Non è il caso di cantare “Don’t cry for me”

dicembre 7, 2005


Pubblicato In: Varie


Il rischio Argentina non è realistico. L’italia ha realizzato riforme come nessun altro Paese europeo. Peccato siano distorte.

Sul survey dell’Economist sull’Italia, illustri editorialisti hanno stigmatizzato che i giornali avessero commentato i commenti rilasciati dai politici a quello che i giornali avevano riassunto di quello che il settimanale aveva pubblicato: una grande torta multistrato.

E siccome la denuncia dei mali stimola la produzione di ricette salvifiche, di fianco ad essa sta costruendosi l’altra torta, quella del programma dell’Unione: il programma c’è ma non siamo mica scemi a dirlo prima, no ce lo dovete dire, ve lo dico io, in sei punti, no bastano 3, facciamo cinque, diteci almeno le persone. Produzione di torte a mezzo di torte: multistrato. E io provo a metterci la ciliegina.
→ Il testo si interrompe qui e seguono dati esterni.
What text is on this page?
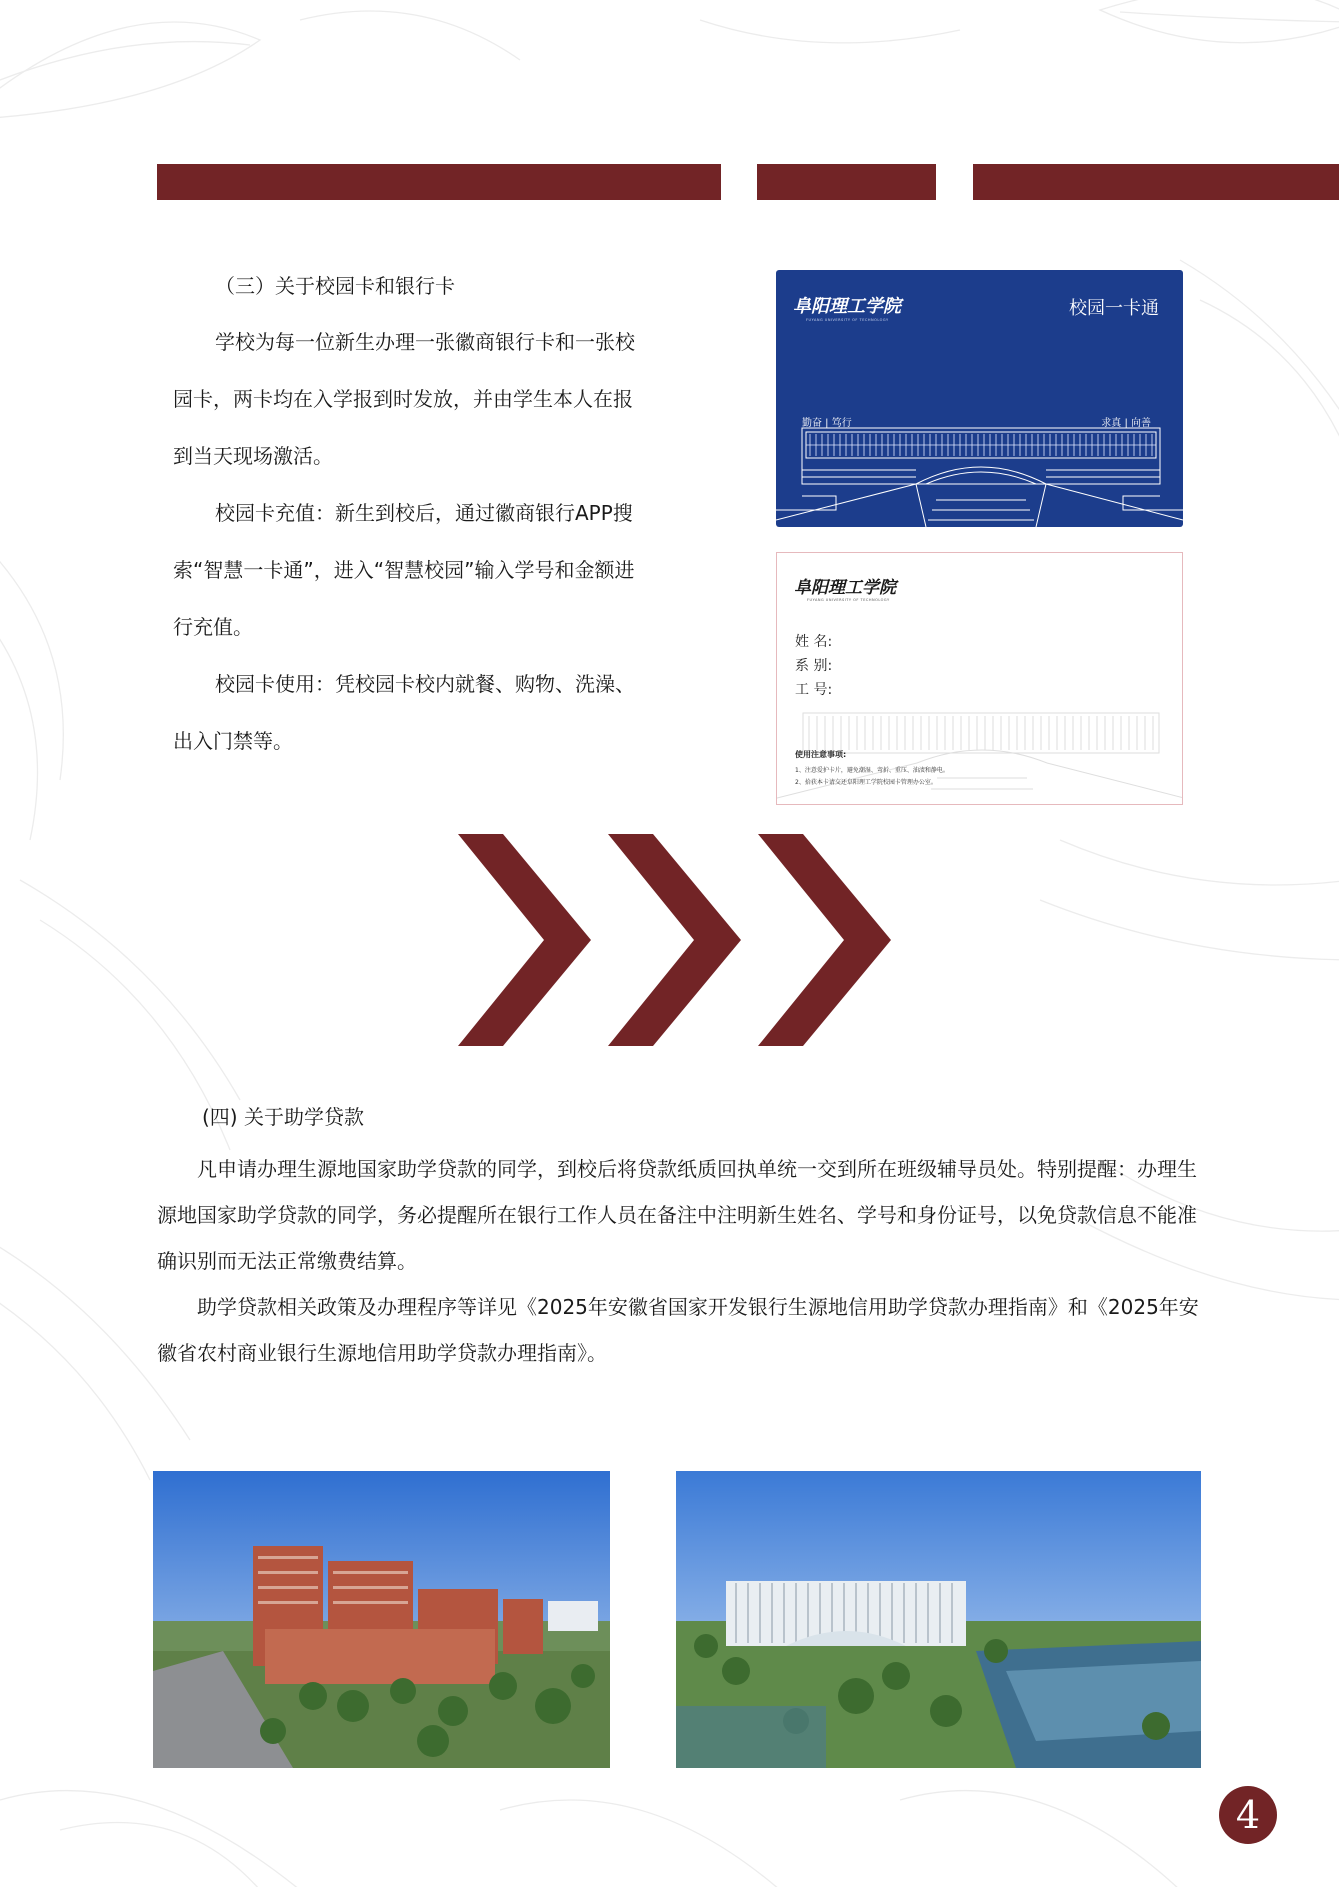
（三）关于校园卡和银行卡
学校为每一位新生办理一张徽商银行卡和一张校
园卡，两卡均在入学报到时发放，并由学生本人在报
到当天现场激活。
校园卡充值：新生到校后，通过徽商银行APP搜
索“智慧一卡通”，进入“智慧校园”输入学号和金额进
行充值。
校园卡使用：凭校园卡校内就餐、购物、洗澡、
出入门禁等。
阜阳理工学院
FUYANG UNIVERSITY OF TECHNOLOGY
校园一卡通
勤奋 | 笃行	求真 | 向善
阜阳理工学院
FUYANG UNIVERSITY OF TECHNOLOGY
姓 名:
系 别:
工 号:
使用注意事项:
1、注意爱护卡片，避免潮湿、弯折、重压、油渍和静电。
2、拾获本卡请交还阜阳理工学院校园卡管理办公室。
(四) 关于助学贷款

凡申请办理生源地国家助学贷款的同学，到校后将贷款纸质回执单统一交到所在班级辅导员处。特别提醒：办理生源地国家助学贷款的同学，务必提醒所在银行工作人员在备注中注明新生姓名、学号和身份证号，以免贷款信息不能准确识别而无法正常缴费结算。

助学贷款相关政策及办理程序等详见《2025年安徽省国家开发银行生源地信用助学贷款办理指南》和《2025年安徽省农村商业银行生源地信用助学贷款办理指南》。

4
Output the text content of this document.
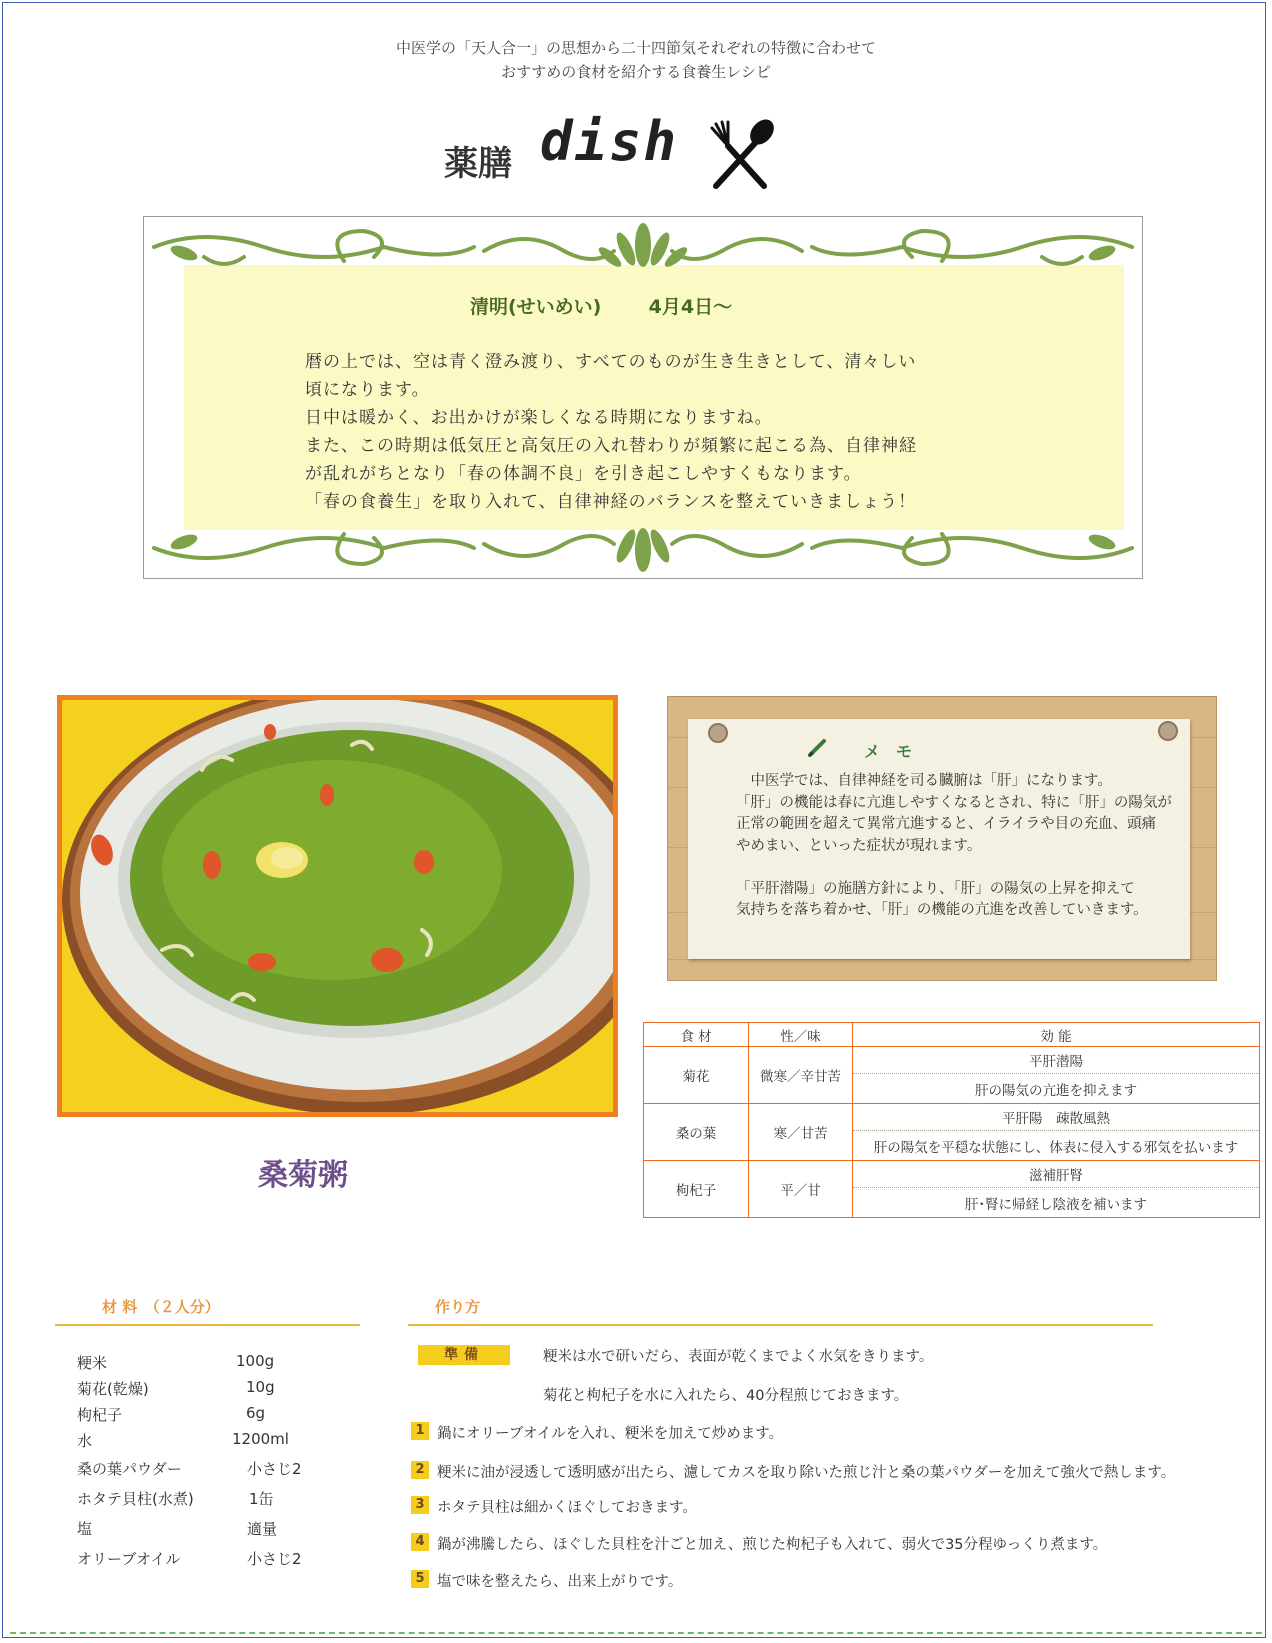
中医学の「天人合一」の思想から二十四節気それぞれの特徴に合わせて
おすすめの食材を紹介する食養生レシピ
薬膳 dish
清明(せいめい) 4月4日～
暦の上では、空は青く澄み渡り、すべてのものが生き生きとして、清々しい
頃になります。
日中は暖かく、お出かけが楽しくなる時期になりますね。
また、この時期は低気圧と高気圧の入れ替わりが頻繁に起こる為、自律神経
が乱れがちとなり「春の体調不良」を引き起こしやすくもなります。
「春の食養生」を取り入れて、自律神経のバランスを整えていきましょう！
桑菊粥
メ　モ
　中医学では、自律神経を司る臓腑は「肝」になります。
「肝」の機能は春に亢進しやすくなるとされ、特に「肝」の陽気が
正常の範囲を超えて異常亢進すると、イライラや目の充血、頭痛
やめまい、といった症状が現れます。
「平肝潜陽」の施膳方針により、「肝」の陽気の上昇を抑えて
気持ちを落ち着かせ、「肝」の機能の亢進を改善していきます。
食 材	性／味	効 能
菊花	微寒／辛甘苦	平肝潜陽
		肝の陽気の亢進を抑えます
桑の葉	寒／甘苦	平肝陽　疎散風熱
		肝の陽気を平穏な状態にし、体表に侵入する邪気を払います
枸杞子	平／甘	滋補肝腎
		肝･腎に帰経し陰液を補います
材 料　（２人分）
粳米	100g
菊花(乾燥)	10g
枸杞子	6g
水	1200ml
桑の葉パウダー	小さじ2
ホタテ貝柱(水煮)	1缶
塩	適量
オリーブオイル	小さじ2
作り方
準備	粳米は水で研いだら、表面が乾くまでよく水気をきります。
菊花と枸杞子を水に入れたら、40分程煎じておきます。
1 鍋にオリーブオイルを入れ、粳米を加えて炒めます。
2 粳米に油が浸透して透明感が出たら、濾してカスを取り除いた煎じ汁と桑の葉パウダーを加えて強火で熱します。
3 ホタテ貝柱は細かくほぐしておきます。
4 鍋が沸騰したら、ほぐした貝柱を汁ごと加え、煎じた枸杞子も入れて、弱火で35分程ゆっくり煮ます。
5 塩で味を整えたら、出来上がりです。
Negli ultimi 15 anni in Italia abbiamo avuto una produzione di riforme quale pochi altri Paesi d’Europa: dall’istituzione dell’Autorità garante della concorrenza (1990), via via abbiamo fatto la riforma del mercato del lavoro (Treu e Biagi), privatizzazioni da Guinness, riforma del diritto societario, del mercato finanziario, delle banche, liberalizzazione dei servizi di pubblica utilità, riforma della Pubblica Amministrazione, degli investimenti pubblici, pensioni, decentramento. Come scrive Fabrizio Barca, abbiamo ridisegnato le tre istituzioni fondamentali del capitalismo: mercato, impresa, Stato. Ma negli stessi 15 anni abbiamo avuto la più bassa crescita in Europa, produttività ferma, competitività calante: non è l’Economist il primo a documentarlo. Perché? Perché le riforme non sono state attuate o sono state presto distorte (esempio: il TAR che regolarmente cassa le sentenze dell’Antitrust), ma soprattutto perché sono mancati gli incentivi, è mancata la svolta vera, quella che ha cambiato l’Irlanda, che ha salvato il Regno Unito. Non c’è da stupirsi che famiglie e operatori economici non abbiano modificato i loro comportamenti. Urge una forte azione liberalizzante e pro-concorrenziale, sul lato dell’offerta: in questo dovrebbe consistere il programma da scrivere sulla lavagna di Bruno Vespa. Posto che in Europa quel modello lo troviamo realizzato solo in Inghilterra, può essere controproducente che proprio da lì ci arrivino giudizi, o di essere governati da un “unfit” o di essere “unfit” tutti quanti.

Le resistenze delle “lobby d’Italia” sono barriere che ingessano, ma sono anche piccole dighe che proteggono chi ne è al riparo. Per questo, il nostro rischio è di diventare la retroguardia di una provincia in declino, piuttosto che di finire come l’Argentina. Non è il caso di cantare “don’t cry for me, Italia”. Per evitare la bancarotta (Amato nel ‘92), per non essere lasciati fuori dall’Euro (Ciampi nel ‘97) siamo capaci di reagire: come la rana che, buttata nell’acqua bollente, salta e si salva. Il nostro rischio, come per la rana messa nell’acqua che si scalda un po’ per volta, è di finire bollita. A meno che…

A meno che usciamo dall’Euro. Per noi sarebbe una tragedia. Ma avere un’Argentina conficcata in mezzo, sarebbe un dramma anche per l’Europa.